L’assemblée générale de la copropriété s’est réunie le 4 avril 2018 et un litige est né du fait des travaux affectant l’ascenseur de l’immeuble.
Par acte d’huissier du 25 juin 2018, M. [J] a assigné le Syndicat des Copropriétaires de l’ensemble immobilier [Adresse 7] devant le tribunal de grande instance de Thonon-les-Bains notamment aux fins de voir déclarer non écrite la clause de répartition des charges d’entretien des ascenseurs stipulée à l’article 17 du chapitre VIII du règlement des copropriétaires et prononcer l’annulation de la résolution n°23 votée le 4 avril 2018, ayant décidé de remplacer les ascenseurs de l’immeuble.
Par jugement du 23 décembre 2020, le tribunal judiciaire de Thonon-les-Bains a :
— débouté M. [J] de sa demande de nullité de la clause 17 du règlement de copropriété du chapitre VIII du règlement de copropriété figurant au paragraphe CHARGES D’ENTRETIEN DES ASCENSEURS DE L’IMMEUBLE intitulé « §2 Répartition » ;
— débouté M. [J] de sa demande en nullité de la résolution n° 23 du procès-verbal d’assemblée générale de la copropriété [Adresse 6] du 4 avril 2018 ;
— condamné M. [J] à payer la somme de 2 000 euros au Syndicat des Copropriétaires de l’ensemble immobilier [Adresse 7] au titre de l’article 700 du code de procédure civile ;
— débouté M. [J] de sa demande au titre de l’article 700 du code de procédure civile ;
— condamné M. [J] au paiement des entiers dépens de l’instance.
Au visa principalement des motifs suivants :
les charges d’ascenseur relèvent des charges entraînées par les services collectifs et les éléments d’équipement commun ;
l’utilité objective d’un ascenseur pour des appartements au premier étage et pour des appartements au cinquième étage n’est pas la même ;
M. [J] ne démontre pas en quoi la répartition des charges d’entretien de l’ascenseur ne serait pas conformes au critère de l’utilité objective, seul critère devant être pris en considération;
les deux bâtiments ne forment qu’une seule et même copropriété de sorte que le nombre de présents et d’absents est comptabilisé dans la totalité et non en séparant les deux bâtiments ;
M. [J], à qui incombe la charge de la preuve, n’établit pas en quoi l’importance des travaux aurait dû conduire le syndic à prévoir un taux dégressif pour ses honoraires.
Par déclaration au greffe de la cour d’appel du 11 avril 2022, M. [J] a interjeté appel de ce jugement en toutes ses dispositions.

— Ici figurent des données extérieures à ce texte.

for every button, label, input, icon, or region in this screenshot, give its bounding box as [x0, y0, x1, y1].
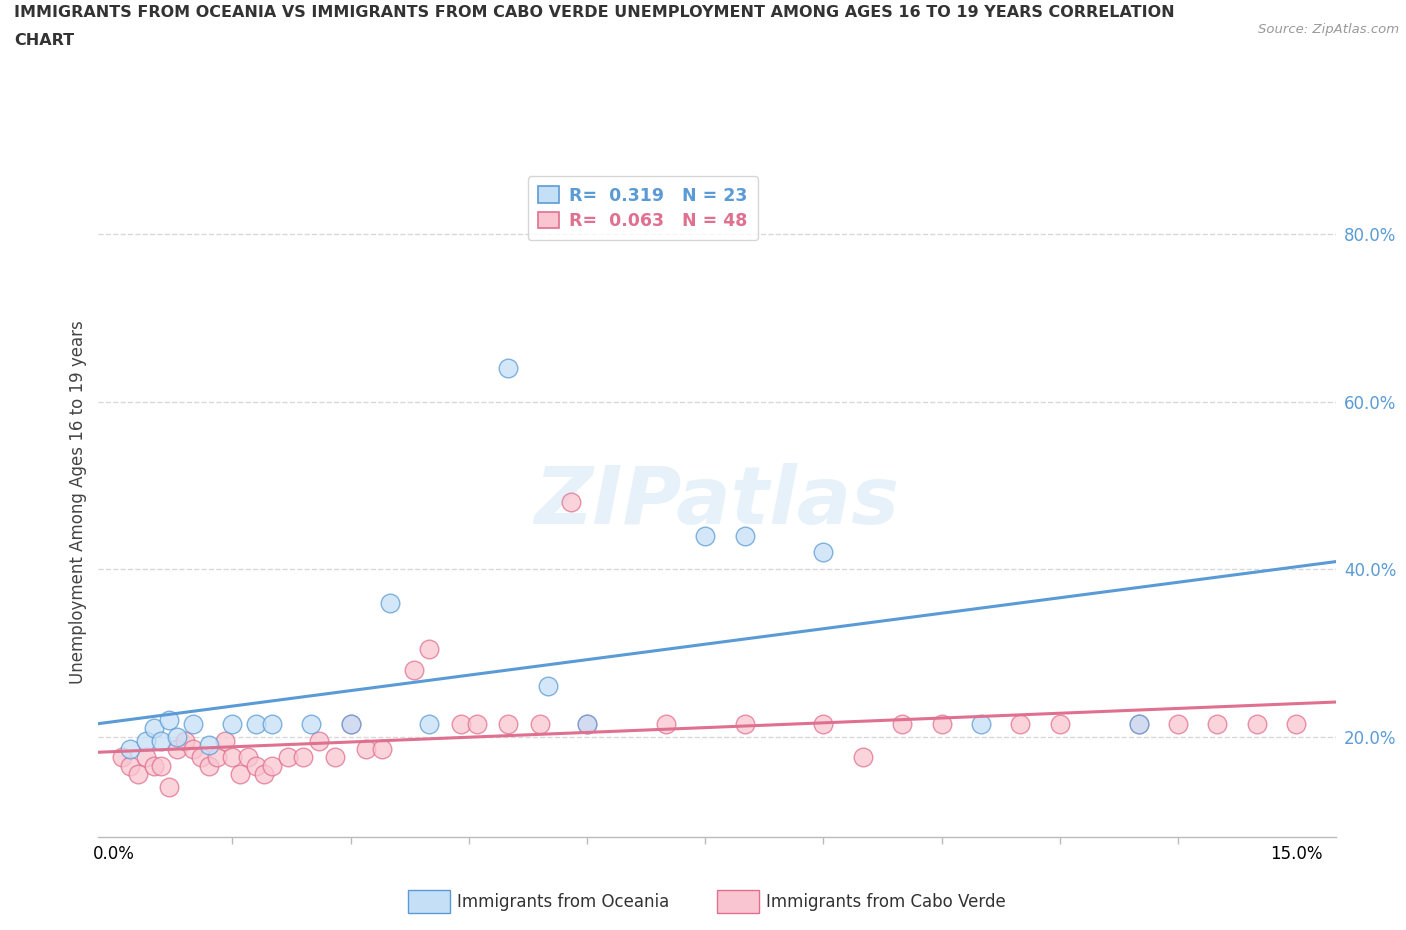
- Point: [339, 717, 361, 732]
- Point: [174, 733, 197, 748]
- Point: [190, 750, 212, 764]
- Point: [1128, 717, 1150, 732]
- Point: [465, 717, 488, 732]
- Point: [1285, 717, 1308, 732]
- Point: [576, 717, 599, 732]
- Point: [402, 662, 425, 677]
- Point: [536, 679, 558, 694]
- Point: [323, 750, 346, 764]
- Point: [157, 712, 180, 727]
- Point: [496, 717, 519, 732]
- Point: [260, 759, 283, 774]
- Point: [734, 717, 756, 732]
- Point: [655, 717, 678, 732]
- Point: [356, 742, 378, 757]
- Point: [181, 742, 204, 757]
- Text: Immigrants from Cabo Verde: Immigrants from Cabo Verde: [766, 893, 1007, 911]
- Point: [852, 750, 875, 764]
- Point: [1128, 717, 1150, 732]
- Point: [891, 717, 914, 732]
- Point: [339, 717, 361, 732]
- Point: [418, 642, 440, 657]
- Point: [150, 733, 173, 748]
- Point: [135, 733, 157, 748]
- Point: [1246, 717, 1268, 732]
- Text: CHART: CHART: [14, 33, 75, 47]
- Point: [560, 495, 582, 510]
- Point: [142, 721, 165, 736]
- Y-axis label: Unemployment Among Ages 16 to 19 years: Unemployment Among Ages 16 to 19 years: [69, 320, 87, 684]
- Point: [299, 717, 322, 732]
- Point: [142, 759, 165, 774]
- Point: [1167, 717, 1189, 732]
- Point: [197, 759, 219, 774]
- Point: [1010, 717, 1032, 732]
- Point: [695, 528, 717, 543]
- Point: [150, 759, 173, 774]
- Legend: R=  0.319   N = 23, R=  0.063   N = 48: R= 0.319 N = 23, R= 0.063 N = 48: [527, 176, 758, 240]
- Point: [221, 750, 243, 764]
- Point: [181, 717, 204, 732]
- Point: [229, 766, 252, 781]
- Point: [118, 759, 141, 774]
- Point: [157, 779, 180, 794]
- Point: [166, 742, 188, 757]
- Point: [214, 733, 236, 748]
- Text: Immigrants from Oceania: Immigrants from Oceania: [457, 893, 669, 911]
- Point: [529, 717, 551, 732]
- Point: [450, 717, 472, 732]
- Point: [418, 717, 440, 732]
- Point: [127, 766, 149, 781]
- Point: [734, 528, 756, 543]
- Point: [292, 750, 315, 764]
- Point: [166, 729, 188, 744]
- Point: [253, 766, 276, 781]
- Point: [371, 742, 394, 757]
- Point: [496, 361, 519, 376]
- Text: Source: ZipAtlas.com: Source: ZipAtlas.com: [1258, 23, 1399, 36]
- Point: [245, 759, 267, 774]
- Text: ZIPatlas: ZIPatlas: [534, 463, 900, 541]
- Point: [378, 595, 401, 610]
- Point: [1206, 717, 1229, 732]
- Point: [931, 717, 953, 732]
- Point: [260, 717, 283, 732]
- Point: [221, 717, 243, 732]
- Point: [970, 717, 993, 732]
- Point: [118, 742, 141, 757]
- Point: [576, 717, 599, 732]
- Text: IMMIGRANTS FROM OCEANIA VS IMMIGRANTS FROM CABO VERDE UNEMPLOYMENT AMONG AGES 16: IMMIGRANTS FROM OCEANIA VS IMMIGRANTS FR…: [14, 5, 1174, 20]
- Point: [135, 750, 157, 764]
- Point: [236, 750, 259, 764]
- Point: [1049, 717, 1071, 732]
- Point: [197, 737, 219, 752]
- Point: [277, 750, 299, 764]
- Point: [205, 750, 228, 764]
- Point: [111, 750, 134, 764]
- Point: [813, 717, 835, 732]
- Point: [245, 717, 267, 732]
- Point: [308, 733, 330, 748]
- Point: [813, 545, 835, 560]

Prétentions et moyens des parties
Aux termes de ses dernières écritures du 8 juillet 2022, régulièrement notifiées par voie de communication électronique, M. [J] sollicite l’infirmation de la décision entreprise en toutes ses dispositions et demande à la cour, statuant à nouveau, de :
A titre principal,
— Juger réputée non écrite la clause de l’article 17 du chapitre VIII du Règlement de copropriété, figurant au paragraphe charges d’entretien des ascenseurs de l’immeuble intitulé « § 2 Répartition » pour les motifs sus énoncés ;
A titre subsidiaire,
— Annuler en toutes ses dispositions la Résolution n° 23 du procès-verbal de l’assemblée générale de la copropriété des [Adresse 5] du 4 avril 2018 qui s’y référait ;
Par la suite et en application de l’article 43 alinéa 2 de la loi du 10 juillet 1965,
— Procéder à une nouvelle répartition des charges d’ascenseur entre les copropriétaires de l’immeuble [Adresse 9] qui y sont tenus par référence au critère de l’utilité tel que mentionné à l’article 10 alinéa 1 de la loi n° 65-587 du 10 juillet 1965 dans sa rédaction applicable à la date de l’exploit introductif d’instance (25/06/2018), savoir : loi n 02006-872 du 13/07/2006 ' article 95 ; en désignant si besoin un expert qui aura pour mission de proposer une répartition tenant compte des critères d’utilité aux frais avancés de la copropriété ;
En tout état de cause,
— Condamner le Syndicat des Copropriétaires des Immeubles [Adresse 7] à lui payer la somme de 3 000 euros en application des dispositions de l’article 700 du code de procédure civile ;
— Juger qu’en application de l’article 10-1 de la loi du 10 juillet 1965, il sera dispensé de participer, en sa qualité de copropriétaire, aux condamnations mises à la charge du Syndicat des Copropriétaires ;
— Débouter le Syndicat des Copropriétaires des Immeubles [Adresse 7] de son éventuelle demande dans ses conclusions en réponse devant la cour au titre de l’article 700 du code de procédure civile ;
— Condamner le Syndicat des Copropriétaires des immeubles [Adresse 7] aux entiers dépens de la présente procédure d’appel dont distraction au profit de Me Dormeval, avocate, sur son affirmation de droit en application de l’article 699 du code de procédure civile.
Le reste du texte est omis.